Jeff lowered his head. “If that’s what you want. But if you’re concerned about Grant feeling . . . out of place, then you might reconsider.” He opened the door. “I didn’t mean to take up so much of your time, Missus Ross. I’m sorry—”

“Don’t you ever get tired of saying that?”

“Yes: I get tired that it’s necessary, not of the sentiment.” He let himself out, taking care to close the door. As he walked to his rented Nissan Comet, he shook his head, defeat blackening his thoughts. He ought to have found a way to make her understand how urgently her help was needed. He upbraided himself for botching the interview, and then he opened the door of the car and got in.

Susan watched Jeff drive away, anger rising volcanically in her. She turned on her heel so abruptly that she almost tripped on the carpet as she crossed the living room toward the family room, which opened onto an enormous covered patio filled with large tropical plants.
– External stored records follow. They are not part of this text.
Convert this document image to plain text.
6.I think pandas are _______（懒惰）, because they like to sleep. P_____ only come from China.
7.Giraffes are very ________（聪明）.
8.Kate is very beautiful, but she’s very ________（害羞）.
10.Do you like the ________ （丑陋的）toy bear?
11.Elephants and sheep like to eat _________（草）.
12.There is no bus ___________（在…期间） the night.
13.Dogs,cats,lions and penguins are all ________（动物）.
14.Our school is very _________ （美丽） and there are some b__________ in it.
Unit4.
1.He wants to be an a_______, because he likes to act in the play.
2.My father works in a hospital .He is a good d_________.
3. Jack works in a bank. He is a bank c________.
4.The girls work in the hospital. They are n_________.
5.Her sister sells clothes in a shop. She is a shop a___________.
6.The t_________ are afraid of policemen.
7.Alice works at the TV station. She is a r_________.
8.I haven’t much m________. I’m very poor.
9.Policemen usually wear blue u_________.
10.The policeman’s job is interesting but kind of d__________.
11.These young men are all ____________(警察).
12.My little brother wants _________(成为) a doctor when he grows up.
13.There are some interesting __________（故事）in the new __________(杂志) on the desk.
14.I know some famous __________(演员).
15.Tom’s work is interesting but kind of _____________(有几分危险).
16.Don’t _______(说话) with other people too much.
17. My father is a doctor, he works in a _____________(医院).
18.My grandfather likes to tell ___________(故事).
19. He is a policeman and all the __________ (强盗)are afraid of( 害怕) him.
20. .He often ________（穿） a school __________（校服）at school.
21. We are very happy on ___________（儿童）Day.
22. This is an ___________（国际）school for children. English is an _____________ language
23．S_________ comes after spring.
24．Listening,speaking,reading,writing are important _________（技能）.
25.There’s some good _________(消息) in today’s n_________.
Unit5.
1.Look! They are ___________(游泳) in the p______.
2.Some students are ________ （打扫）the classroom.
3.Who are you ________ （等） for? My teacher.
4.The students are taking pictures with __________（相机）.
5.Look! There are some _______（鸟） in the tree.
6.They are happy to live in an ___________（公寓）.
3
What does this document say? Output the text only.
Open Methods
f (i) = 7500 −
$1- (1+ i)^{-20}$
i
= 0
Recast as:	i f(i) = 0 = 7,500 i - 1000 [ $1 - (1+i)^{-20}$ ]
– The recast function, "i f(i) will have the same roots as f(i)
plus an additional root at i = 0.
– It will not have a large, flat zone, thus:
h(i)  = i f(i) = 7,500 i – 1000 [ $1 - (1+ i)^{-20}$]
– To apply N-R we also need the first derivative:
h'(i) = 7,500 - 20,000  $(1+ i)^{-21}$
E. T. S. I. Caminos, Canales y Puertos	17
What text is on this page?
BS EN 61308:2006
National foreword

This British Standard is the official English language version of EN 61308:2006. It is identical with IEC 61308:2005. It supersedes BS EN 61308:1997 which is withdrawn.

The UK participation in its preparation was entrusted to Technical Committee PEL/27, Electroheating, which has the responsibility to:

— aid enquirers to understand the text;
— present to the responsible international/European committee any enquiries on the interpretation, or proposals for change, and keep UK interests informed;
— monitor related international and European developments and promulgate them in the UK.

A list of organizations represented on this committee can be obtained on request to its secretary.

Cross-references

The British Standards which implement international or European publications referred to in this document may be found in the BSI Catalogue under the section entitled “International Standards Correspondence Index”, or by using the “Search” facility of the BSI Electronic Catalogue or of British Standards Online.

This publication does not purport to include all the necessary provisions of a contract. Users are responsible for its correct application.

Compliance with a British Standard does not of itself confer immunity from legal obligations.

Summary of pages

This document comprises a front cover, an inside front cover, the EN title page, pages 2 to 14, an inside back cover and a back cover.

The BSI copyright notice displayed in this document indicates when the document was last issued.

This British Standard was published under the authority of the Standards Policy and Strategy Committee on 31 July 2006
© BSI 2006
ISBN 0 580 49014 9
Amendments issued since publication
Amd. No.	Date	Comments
Since she had come to her brother’s house she had spent a lot of time on the patio; the huge plants seemed to restore her perspective and calm.

This time she realized it would not work. Frustrated, feeling betrayed, she rushed to the phone and dialed Harper’s lab number. It irked her to have to ask the department switchboard to find Harper, and she was outraged when she was given a number at the medical center to call. She slammed down the receiver and paced through the kitchen twice before trusting herself to dial again.